Quasi un anno dopo aver ottenuto lo status di "unicorno" - termine che descrive una startup che supera il miliardo di valutazione - e a otto anni dal suo lancio, l'azienda italiana Satispay sta per compiere un decennio di innovazione nel settore dei pagamenti. Ma ora, l'azienda si sta rivolgendo a un nuovo obiettivo ambizioso: la rivoluzione dei buoni pasto.
Con una nuova e impressionante sede aziendale, una forza lavoro di 550 persone e un'esperienza consolidata nei pagamenti, Satispay si pone l'obiettivo di portare trasparenza e riduzione dei costi nel mondo dei buoni pasto. "Il settore dei pagamenti era pronto alla disruption, ma siamo convinti che ci sia un altro settore che ha bisogno di essere rivoluzionato: i buoni pasto", ha raccontato il fondatore Alberto Dalmasso.
In Italia, il valore del mercato dei buoni pasto ammonta a 4 miliardi di euro all'anno, posizionando il paese al terzo posto nel mondo dopo Francia e Brasile. Ogni anno vengono distribuiti ben 600 milioni di buoni pasto, ma sorprendentemente solo 4 milioni di lavoratori italiani li utilizzano abitualmente, su un totale di 25 milioni di lavoratori. Questo significa che ci sono ancora 19 milioni di potenziali utenti da coinvolgere.
Per le aziende usare i buoni pasti è vantaggioso: si offre al lavoratore una forma di welfare non tassata. In altre parole, se do la lavoratore un buono da 8 euro, mi costa 8 euro.
Ciò nonostante, spiega Dalmasso, in molti contesti si lavora con aste al ribasso: il fornitore di buoni pasto vuole aggiudicarsi il cliente (l’azienda, spesso un ente pubblico) riducendo il prezzo. Per cui io imprenditore quel buono da otto euro lo pagherò meno, magari €7,50 o anche cifre più basse.
E infatti spesso e volentieri il buono pasto diventa un problema per l’esercente. Da una parte devono accettarli perché altrimenti i clienti vanno altrove, ma dall’altra sono una gran seccatura. Il problema principale è rappresentato dalle commissioni elevate, dai pagamenti ritardati, dalle lunghe code in cassa e dalla complessità di utilizzo. Satispay vuole cambiare questa situazione offrendo zero commissioni aggiuntive per pagamenti superiori a 10 euro, con un incasso garantito entro un giorno lavorativo e una fatturazione automatizzata. L'esercente non deve fare nulla di diverso rispetto a quanto già fa oggi: se il cliente paga con Satisapay, infatti, l’operazione è esattamente la stessa che si fa oggi, con le stesse, bassissime commissioni.
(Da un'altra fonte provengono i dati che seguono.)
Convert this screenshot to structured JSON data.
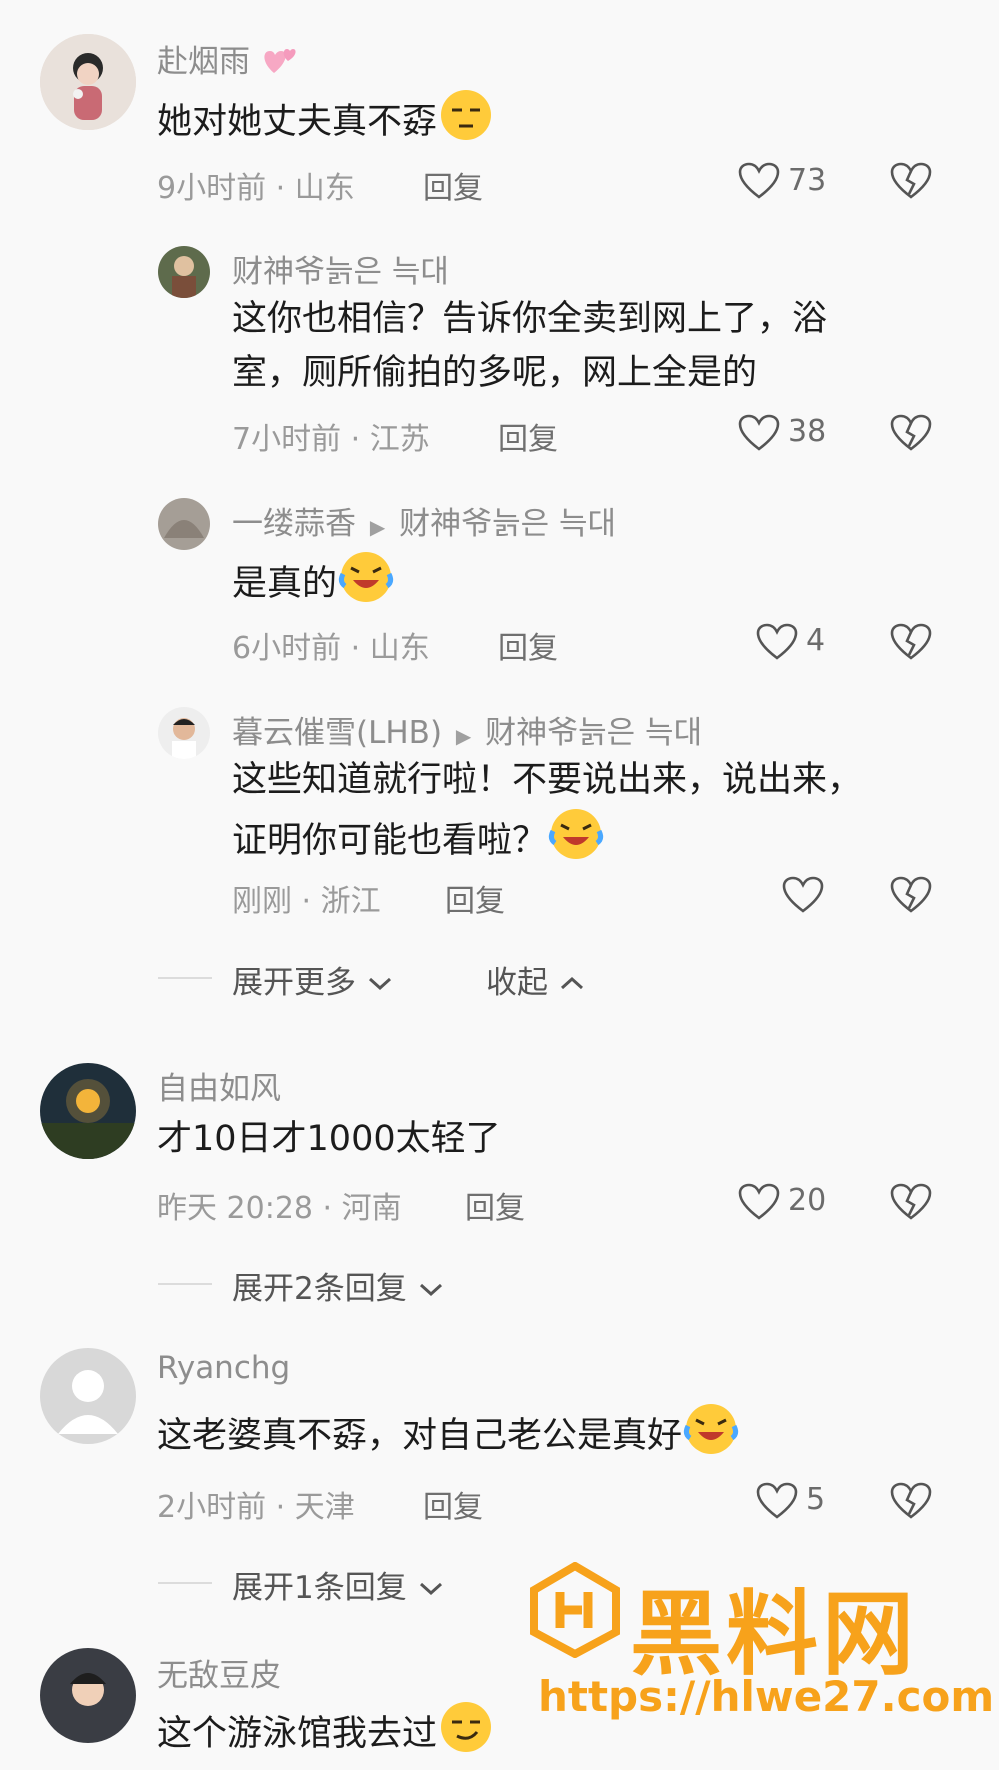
{
  "comments": [
    {
      "name": "赴烟雨",
      "text": "她对她丈夫真不孬",
      "time": "9小时前",
      "region": "山东",
      "reply": "回复",
      "likes": "73"
    },
    {
      "name": "自由如风",
      "text": "才10日才1000太轻了",
      "time": "昨天 20:28",
      "region": "河南",
      "reply": "回复",
      "likes": "20",
      "expand": "展开2条回复"
    },
    {
      "name": "Ryanchg",
      "text": "这老婆真不孬，对自己老公是真好",
      "time": "2小时前",
      "region": "天津",
      "reply": "回复",
      "likes": "5",
      "expand": "展开1条回复"
    },
    {
      "name": "无敌豆皮",
      "text": "这个游泳馆我去过"
    }
  ],
  "replies": [
    {
      "name": "财神爷늙은 늑대",
      "line1": "这你也相信？告诉你全卖到网上了，浴",
      "line2": "室，厕所偷拍的多呢，网上全是的",
      "time": "7小时前",
      "region": "江苏",
      "reply": "回复",
      "likes": "38"
    },
    {
      "name": "一缕蒜香",
      "target": "财神爷늙은 늑대",
      "line1": "是真的",
      "time": "6小时前",
      "region": "山东",
      "reply": "回复",
      "likes": "4"
    },
    {
      "name": "暮云催雪(LHB)",
      "target": "财神爷늙은 늑대",
      "line1": "这些知道就行啦！不要说出来，说出来，",
      "line2": "证明你可能也看啦？",
      "time": "刚刚",
      "region": "浙江",
      "reply": "回复",
      "likes": ""
    }
  ],
  "thread_controls": {
    "more": "展开更多",
    "collapse": "收起"
  },
  "separator": "·",
  "watermark": {
    "brand": "黑料网",
    "url": "https://hlwe27.com",
    "color": "#f7a21b"
  },
  "colors": {
    "background": "#f9f9f9",
    "meta": "#9a9a9a",
    "text": "#1c1c1c"
  }
}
Il lavoratore con il buono Satispay, invece, potrà usarlo direttamente dall’app.
Finora, 70.000 esercenti sono già stati attivati per accettare i Buoni Pasto Satispay, rendendo il processo semplice ed efficace.
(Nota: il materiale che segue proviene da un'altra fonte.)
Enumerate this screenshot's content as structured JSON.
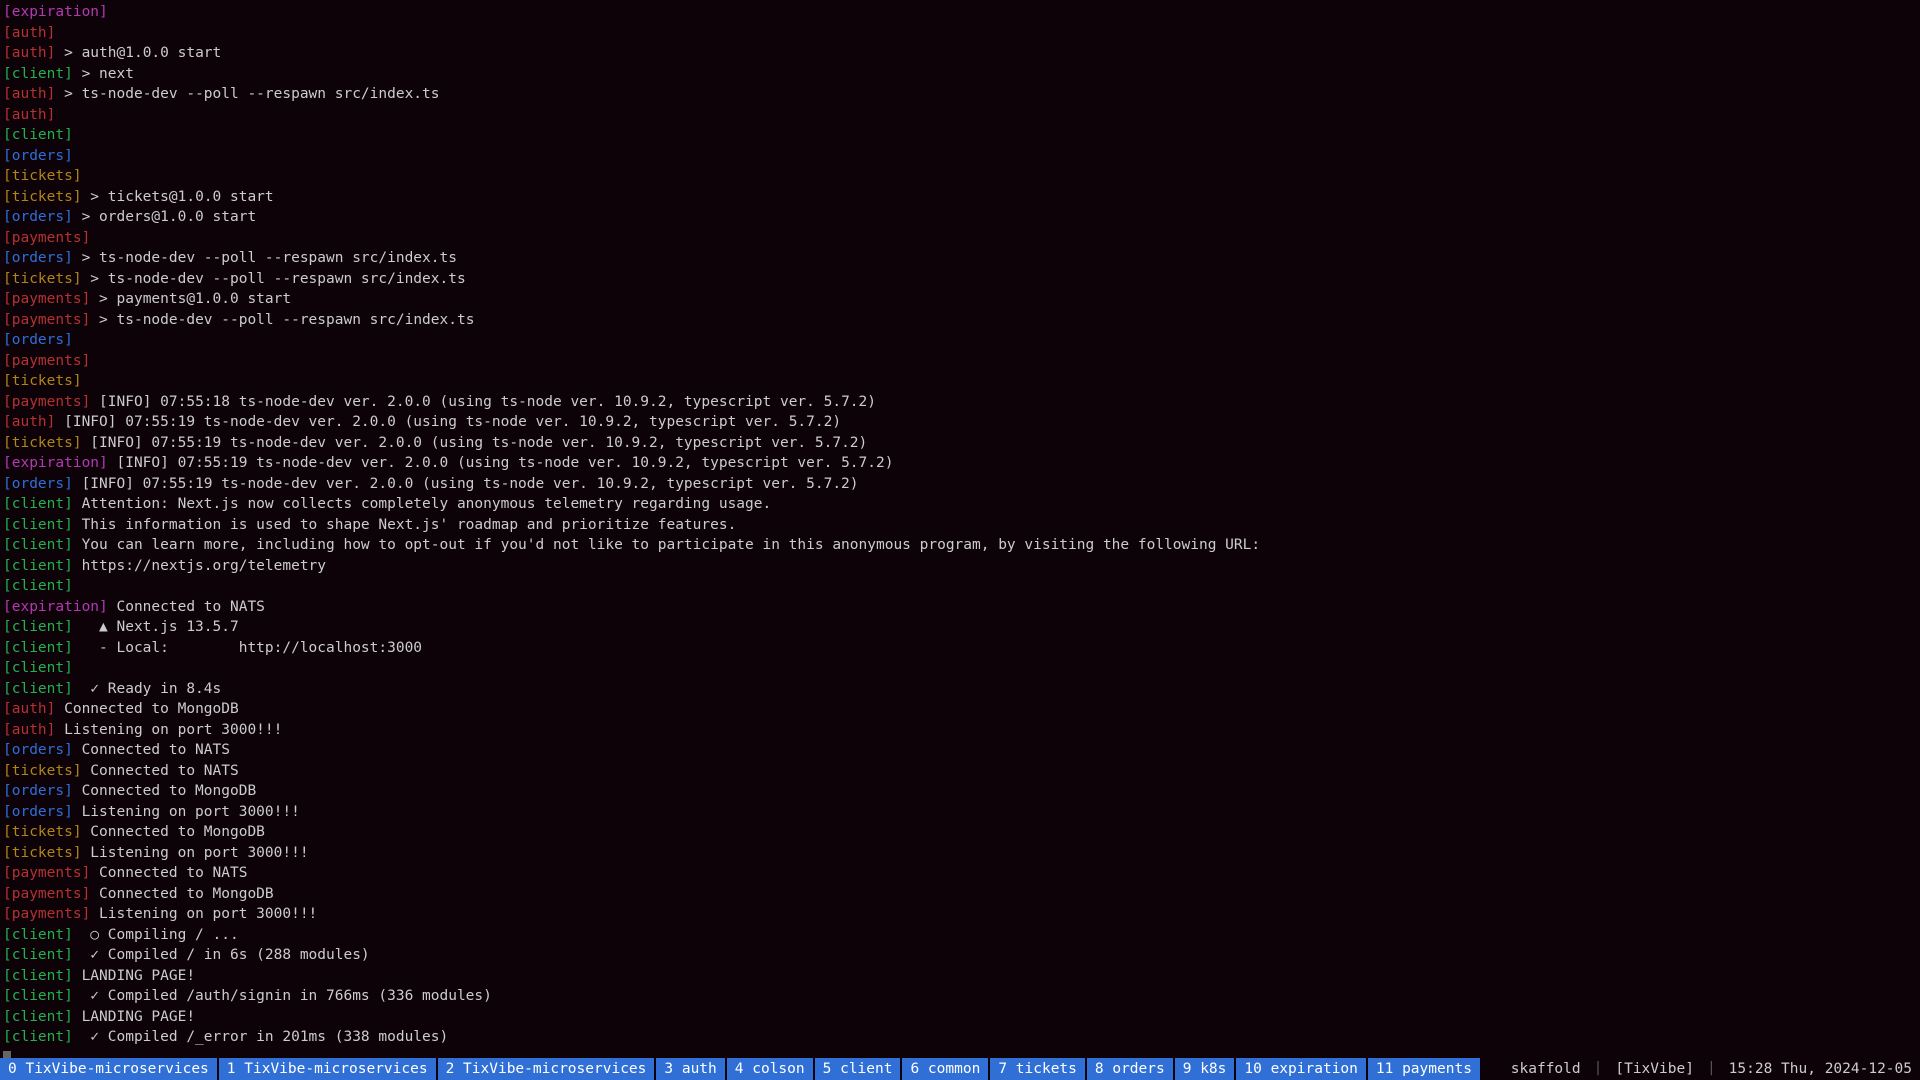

Inoltre, i buoni pasto Satispay hanno una scadenza di 2 anni, un miglioramento rispetto ai buoni attuali che scadono alla fine dell'anno. Questa modifica non solo semplifica la vita degli utenti ma è anche una scelta di responsabilità sociale.
L'obiettivo di Satispay è chiaro: cambiare il settore in modo tale che gli esercenti possano finalmente dire "non accetto più questi buoni pasto. Ma non è solo una questione di esercenti: anche i consumatori trarranno vantaggio da questa innovazione, avendo la comodità di utilizzare i buoni pasto Satispay in modo flessibile, sfruttandoli anche a cena o per fare la spesa. .
Sebbene ci siano sfide da affrontare, come le gare a sconto e i rapporti con le autorità che fanno le regole, Satispay è determinata a rendere i buoni pasto più accessibili ed efficienti per tutti.
Quanto alle revenue, non si tratta delle sole commissioni - che continuano a rappresentare la principale fonte di guadagno per l’azienda. Nel caso dei buoni pasto infatti entra in gioco anche il fenomeno del cosiddetto arbitraggio dell’IVA (non troppo diverso da quello che accade nel mercato valutario). Satispay vende il buono pasto all’azienda con un’IVA al 22%, ma il ristoratore applica l’IVA all’8%, e qui si viene a creare uno spazio per generare marginalità.